Crews make some progress to restore power in Pee Dee, Grand Strand
By Associated Press
By WBTW News Staff
Live Oak tree down on Belin Drive in Murrells Inlet. Courtesy: Austin Bond
The number of outages are starting to drop but there's still thousands in the dark going into the weekend.
In our area outages include services from Duke Energy, Santee Cooper, and Horry Electric in the following counties. Here are the numbers as of 10 pm Friday....
Horry: 5,560 -- down from 12,700 late Thursday Georgetown: 600 -- down from 8,000 late Thursday Florence: 11,000 - down from 22,000 Friday morning Marion: 7260 -- down from 12,000 Thursday Dillon: 2,726 -- down from 5,300 Friday morning
Friday at 5:30 pm, the state's 20 co-ops reported more than 40,000 consumers who did not have electricity, which is down from 117,000 Friday morning.
The main areas impacted are Florence and Marion counties in the Pee Dee. Pockets of Conway, Little River, Murrells Inlet and Garden City have also been in the dark since Wednedsay.
Marion County -- with Marion itself -- continues to be hit hard. Of about 12,000 customers in Marion County more than half are still without power Friday night.
"We've already had one limb go through the windshield of a bucket truck," said Mark Walling, Coastal's vice president of engineering and operations. "So, we're working very hard to repair outages while keeping our lineworkers safe."
The American Red Cross has opened a general population shelter at South Florence High School, 3200 S. Irby Street, Florence. Folks are urged to bring prescription medications, pillows, blankets, personal items and clothing.
Another shelter is open at Lake City High 652 N. Matthews Rd in Lake City SC.
22 line workers from Kentucky are in South Carolina to help restore power for the co-ops. Earlier today, additional assistance was requested from co-ops in neighboring states. More than 150 co-op personnel will arrive in South Carolina over the next 24 hours to help the restoration efforts.
Marion County 911 Center is on emergency power due to an outage in the area of US76 and US501 Bypass.
Duke Energy reminds customers to have a battery powered radio ready on hand and be aware of what's happening outside. They caution people to not heat their home with a gas grill and remind customers to stay away from any fallen power lines.
As the snow continues to fall and the ice sticks to trees and power lines, the weight will stress the power lines and cause outages.
Here are some numbers to keep handy in case you experience a loss of power.

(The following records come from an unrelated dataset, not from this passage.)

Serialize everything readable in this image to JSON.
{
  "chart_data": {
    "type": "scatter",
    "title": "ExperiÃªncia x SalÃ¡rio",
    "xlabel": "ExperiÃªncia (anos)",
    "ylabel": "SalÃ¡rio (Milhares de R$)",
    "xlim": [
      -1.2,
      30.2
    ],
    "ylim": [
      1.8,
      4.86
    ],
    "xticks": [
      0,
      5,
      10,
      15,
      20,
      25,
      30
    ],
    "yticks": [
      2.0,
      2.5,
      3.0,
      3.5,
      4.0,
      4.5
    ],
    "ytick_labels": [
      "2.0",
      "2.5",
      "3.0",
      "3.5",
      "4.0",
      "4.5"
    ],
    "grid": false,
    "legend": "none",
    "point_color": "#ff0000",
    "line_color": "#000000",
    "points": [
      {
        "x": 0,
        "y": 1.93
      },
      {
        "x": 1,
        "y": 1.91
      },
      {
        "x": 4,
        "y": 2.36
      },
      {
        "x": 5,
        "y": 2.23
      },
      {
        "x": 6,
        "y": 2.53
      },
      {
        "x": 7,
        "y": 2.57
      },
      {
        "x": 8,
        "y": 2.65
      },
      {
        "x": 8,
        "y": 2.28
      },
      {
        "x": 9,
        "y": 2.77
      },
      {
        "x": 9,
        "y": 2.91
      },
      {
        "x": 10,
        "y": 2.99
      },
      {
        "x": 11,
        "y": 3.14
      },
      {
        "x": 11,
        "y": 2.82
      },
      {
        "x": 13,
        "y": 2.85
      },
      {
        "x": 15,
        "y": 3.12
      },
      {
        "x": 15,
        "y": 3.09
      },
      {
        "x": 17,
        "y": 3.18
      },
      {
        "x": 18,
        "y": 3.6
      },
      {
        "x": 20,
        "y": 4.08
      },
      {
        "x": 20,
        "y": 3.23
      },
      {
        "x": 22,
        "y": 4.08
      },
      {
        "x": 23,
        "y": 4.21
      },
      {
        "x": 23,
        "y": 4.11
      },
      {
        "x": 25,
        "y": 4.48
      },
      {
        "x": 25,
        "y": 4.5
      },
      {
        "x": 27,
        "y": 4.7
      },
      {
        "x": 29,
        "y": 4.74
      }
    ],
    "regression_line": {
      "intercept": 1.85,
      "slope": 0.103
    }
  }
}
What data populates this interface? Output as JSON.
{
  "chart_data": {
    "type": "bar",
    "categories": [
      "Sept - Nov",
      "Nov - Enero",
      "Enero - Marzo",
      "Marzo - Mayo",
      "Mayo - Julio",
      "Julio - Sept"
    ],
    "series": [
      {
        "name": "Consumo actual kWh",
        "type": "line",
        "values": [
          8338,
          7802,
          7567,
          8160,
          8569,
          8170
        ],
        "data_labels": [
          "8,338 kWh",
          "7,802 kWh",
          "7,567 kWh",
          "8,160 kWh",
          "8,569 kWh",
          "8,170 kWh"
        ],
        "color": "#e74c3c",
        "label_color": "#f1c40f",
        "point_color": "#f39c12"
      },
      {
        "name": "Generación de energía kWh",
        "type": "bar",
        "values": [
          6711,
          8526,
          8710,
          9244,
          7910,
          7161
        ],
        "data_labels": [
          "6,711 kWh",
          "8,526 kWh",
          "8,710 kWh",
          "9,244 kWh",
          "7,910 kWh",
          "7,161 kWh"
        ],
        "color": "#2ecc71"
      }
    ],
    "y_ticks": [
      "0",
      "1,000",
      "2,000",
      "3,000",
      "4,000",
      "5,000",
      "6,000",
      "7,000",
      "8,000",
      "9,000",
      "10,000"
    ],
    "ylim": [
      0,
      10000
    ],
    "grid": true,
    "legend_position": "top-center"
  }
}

Horry County Electric Cooperative 843-369-2212 CLICK HERE for outage map
Santee Cooper 1-888-769-7688 CLICK HERE for outage map
Duke Energy Progress 1-800-419-6356 CLICK HERE for outage map
Duke Energy Carolinas 1-800-POWERON (1-800-769-3766) CLICK HERE for outage map
Pee Dee Electric 843-665-4070 toll-free: 866-747-0060 CLICK HERE for outage map
Duke Energy tips for downed power lines
Never touch any fallen wire. Consider every wire on the ground to be energized and dangerous.
Call your Duke Energy service representative for help.
Stay clear of overhead power lines when moving or storing irrigation pipes and grain augers. Metals and wet objects conduct electricity.
Never climb utility poles, towers or substation fences. If you have lost something over a substation fence, call Duke Energy and let a company representative retrieve it for you.
If you are involved in a traffic accident that results in power lines touching your car, do not get out of your car unless it is on fire. It is a myth that the tires protect you – the metal of your car conducts electricity around you, as if you are a bird sitting on a power line. If you must get out of your car because of fire or other immediate life-threatening situation, do your best to jump clear of the car and land on both feet. Then shuffle away from the car, keeping both feet close together, to minimize the path of electric current and avoid electric shock.
If you are at the scene of such an accident, do not approach a car that is touching power lines. Remain a safe distance away, keep the victim in the vehicle calm and wait for emergency personnel to handle the situation.
Never drive over downed power lines. Even if not energized, they can become entangled in your vehicle.
Never touch downed power lines or use any object to move power lines, including brooms, boards, limbs or plastic materials. Although wood is non-conductive, if even slightly wet it will conduct electricity, causing electric shock or electrocution. Power lines can also slide down such objects when lifted.